If you are normal people, in the morning, when you open the closet, you should find some skeletons inside. And then you should feel a sense of fear if the skeleton was kindly gifted to you, or of annoyance and disgust if you gifted it to yourself. Common sense should suggest you quickly retrieve the clothes you'll disguise yourself with to face a new day, shut the door, and forget that your past is somehow present. Life, for many of us, teaches this: being deficient in sincerity, safeguarding the well-being of the moment hoping that the dark shades remain only in the sky. And it matters little if it must always be autumn. Selfishness, closing off, and not caring a damn, in the gleam of teeth freshly polished by a dentist who doesn't issue invoices but only ruthless judgments on other people's mouths, and who eats with other people's mouths.
Then there are a few others who will be whole collectors of bones. But who love to talk about those skeletons. About the remnants of flesh that still seem to be moist with life. There are singers of well-being and malaise, euphoria and melancholy, illusion and failures. People who, according to others, love to disgrace themselves for a few pennies and maybe do it for some sort of mental instability. Maybe they try to see how many fish bite and cast the bait.
The bait, Fiumani. A prolific father of personal-pop moments, an author of bipolar affairs. If you take him electric, it’s new wave, punk, and post-punk. If you take him as he is, stripped to the bone, you can get close to his auteur and art-house side. You feel the urgent urge to say it, damn it. That tobacconists are fantastic, that cigarettes are out at eleven-thirty on a holiday, and that Easter can also be this. A day of self-imposed rejections. An Italian with a guitar in hand, absolutely impossible to export. The anti-Cutugno, maybe it’s funny but I like to think of it that way. The fortress wall that defends me (us?) from the shoddiness that belongs to many Italian-surname-forged individuals cheerfully masticated from Russia to the Andes.
The infallible guitar weapon shoots like the good gunmen's shots in Sergio Leone’s movies, if good is an adjective applicable in this case. The guitar is a proud follower of a voice that first takes us, then doesn't hold us, and finally grabs us again.

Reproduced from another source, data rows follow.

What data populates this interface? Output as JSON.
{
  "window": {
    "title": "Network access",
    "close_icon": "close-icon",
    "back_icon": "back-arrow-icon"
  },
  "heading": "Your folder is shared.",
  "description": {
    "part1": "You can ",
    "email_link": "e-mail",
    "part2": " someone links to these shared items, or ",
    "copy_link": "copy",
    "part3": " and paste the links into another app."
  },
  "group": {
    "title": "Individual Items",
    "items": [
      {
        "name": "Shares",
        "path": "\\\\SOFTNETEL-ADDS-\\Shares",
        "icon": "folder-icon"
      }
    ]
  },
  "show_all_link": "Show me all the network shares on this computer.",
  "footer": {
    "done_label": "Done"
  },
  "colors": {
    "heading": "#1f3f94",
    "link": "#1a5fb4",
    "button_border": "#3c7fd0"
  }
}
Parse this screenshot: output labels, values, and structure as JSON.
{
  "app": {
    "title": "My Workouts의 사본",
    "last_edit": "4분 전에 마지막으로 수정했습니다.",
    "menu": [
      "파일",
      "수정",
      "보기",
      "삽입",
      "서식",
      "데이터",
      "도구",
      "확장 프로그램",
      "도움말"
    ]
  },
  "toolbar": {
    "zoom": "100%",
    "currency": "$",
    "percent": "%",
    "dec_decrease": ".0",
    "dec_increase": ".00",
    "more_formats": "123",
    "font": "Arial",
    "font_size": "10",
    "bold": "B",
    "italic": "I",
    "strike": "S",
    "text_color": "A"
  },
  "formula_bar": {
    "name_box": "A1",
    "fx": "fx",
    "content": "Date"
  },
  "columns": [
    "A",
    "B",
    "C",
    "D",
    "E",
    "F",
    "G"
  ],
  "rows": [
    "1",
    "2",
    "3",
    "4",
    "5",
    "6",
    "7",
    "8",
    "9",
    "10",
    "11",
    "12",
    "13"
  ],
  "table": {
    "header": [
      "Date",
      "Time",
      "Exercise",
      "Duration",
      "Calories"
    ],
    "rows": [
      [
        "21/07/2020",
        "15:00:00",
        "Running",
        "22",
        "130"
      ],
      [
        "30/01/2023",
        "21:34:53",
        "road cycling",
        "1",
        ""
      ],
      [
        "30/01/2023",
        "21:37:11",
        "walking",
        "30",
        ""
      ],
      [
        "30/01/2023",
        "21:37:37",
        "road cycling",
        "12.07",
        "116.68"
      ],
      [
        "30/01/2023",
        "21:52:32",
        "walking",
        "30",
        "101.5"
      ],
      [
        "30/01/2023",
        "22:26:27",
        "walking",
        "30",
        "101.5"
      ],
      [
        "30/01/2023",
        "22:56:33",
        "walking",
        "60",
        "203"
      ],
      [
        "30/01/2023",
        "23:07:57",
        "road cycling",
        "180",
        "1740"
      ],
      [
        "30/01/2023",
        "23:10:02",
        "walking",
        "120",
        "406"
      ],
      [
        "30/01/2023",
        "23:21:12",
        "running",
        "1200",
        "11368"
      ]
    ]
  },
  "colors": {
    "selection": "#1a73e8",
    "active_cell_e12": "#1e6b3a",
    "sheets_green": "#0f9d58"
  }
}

Because the important thing is not to sing but to interpret your strength, your ability to sell yourself, and also your discomfort. A voice refined with sandpaper, youthful and beautiful, but also interrupted, perhaps, by an expressive question like “what the hell am I doing here”. Perhaps, the dilemma that a Fiumani should carry with him for life. There are stages as big as squares, and squares waiting cramped even in small and decrepit, stinking places, with only one spotlight to illuminate an entire stage. I like to think that this hero-like figure exists, capable of shining with their own light. Necessary like water you notice when it’s gone, desolate as during the factory closures when it’s hot, intelligent and attentive when choosing to swallow Dalla and Roversi’s verses and make you shed a tear without making a fuss, years later, listening to a "Tu parlavi una lingua meravigliosa" that speaks of any station, just as the lives of those who pass through it (ours) are also “any.”
Confidenziale gives us the strength of these slices of life and this life sliced and placed on a plate in the fridge, waiting for someone to pass by and take it to cook it before it’s too late. Confidenziale is a live formula still fully in vogue for Fiumani, which probably costs little to the venue owners who host him. From a certain point of view, it’s like having Diaframma without the bass and drums. If you widen the view, it’s having more; it’s having immediacy at home to make sad guests happy.
Sometimes you need to be lashed by another's leather belt to observe yourself from the outside. Confidenziale is an album of genuine Italian leather, of suffering and anger. Here one catches the genesis of great songs, the lighthouse’s confidence of an era, the uncertainty and inadequacy felt in the spotlight's circle of light, and you’re the only one in it without knowing who you’re actually talking to. Listening carefully you feel that at that moment it truly wasn’t worth starting over.
And yet we will restart every morning, to reopen the closet and pretend nothing happened.